North America, United States, Alaska, Mount Moffit, Northwest Ridge, and Mount Hayes, East Ridge

Publication Year: 1997.

Mount Moffit, Northwest Ridge, and Mount Hayes, East Ridge. Attempts on Mount Moffit (13,020’) were becoming annual events for Randy Waitman and I. When we flew onto the Trident Glacier he was making his third attempt on the northwest ridge and I was on my second. Two days of fun climbing brought us to the upper ridge at 10,000 feet. Here the snow was never deeper than a couple of feet over hard ice, and we worked hard to get our high camp, a split-level cave just big enough for a stove and two recumbent climbers. We were up early for a spectacular morning of knife-edged ice and rock jumbles, all in perfect condition. After the knife-edge we slowly traversed frozen waves hanging far above the surrounding valleys as bad weather closed in. On the next-door bulk of Mount Shand we spotted three tiny dots racing the approaching weather—our friends Jeff, Ian, and Rick, finishing their new route.

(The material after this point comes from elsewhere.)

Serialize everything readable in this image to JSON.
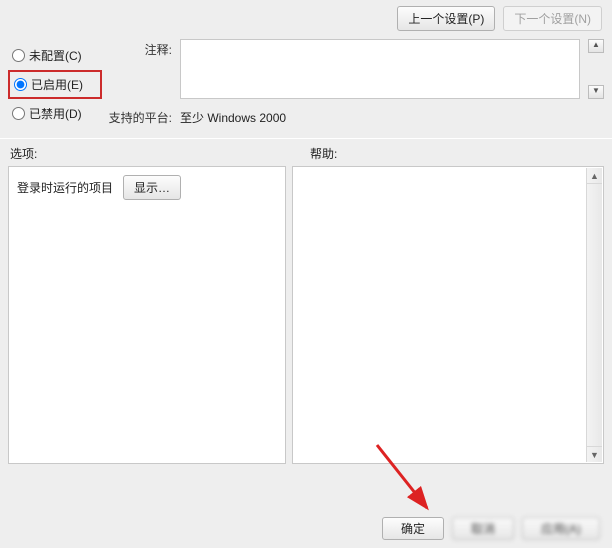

We reached 12,700 feet, 400 vertical feet and a half mile from the summit, and decided it was time to back off. We retreated to the cave and after hollering back and forth to the Shand team over a great void (one of my best mountain memories ever), spent three cramped days contemplating the possibility of having to go back down to the glacier, then re-climb 7,600 feet of terrain we had already been over just to get to the last 400 feet. But the weather cleared in time and we finally got to leave tracks on Moffit’s summit. The east ridge of Hayes (13,800’) didn’t present any real climbing difficulties, but it’s a beautiful route to the top of the Hayes Range, some of the most spectacular mountains in North America.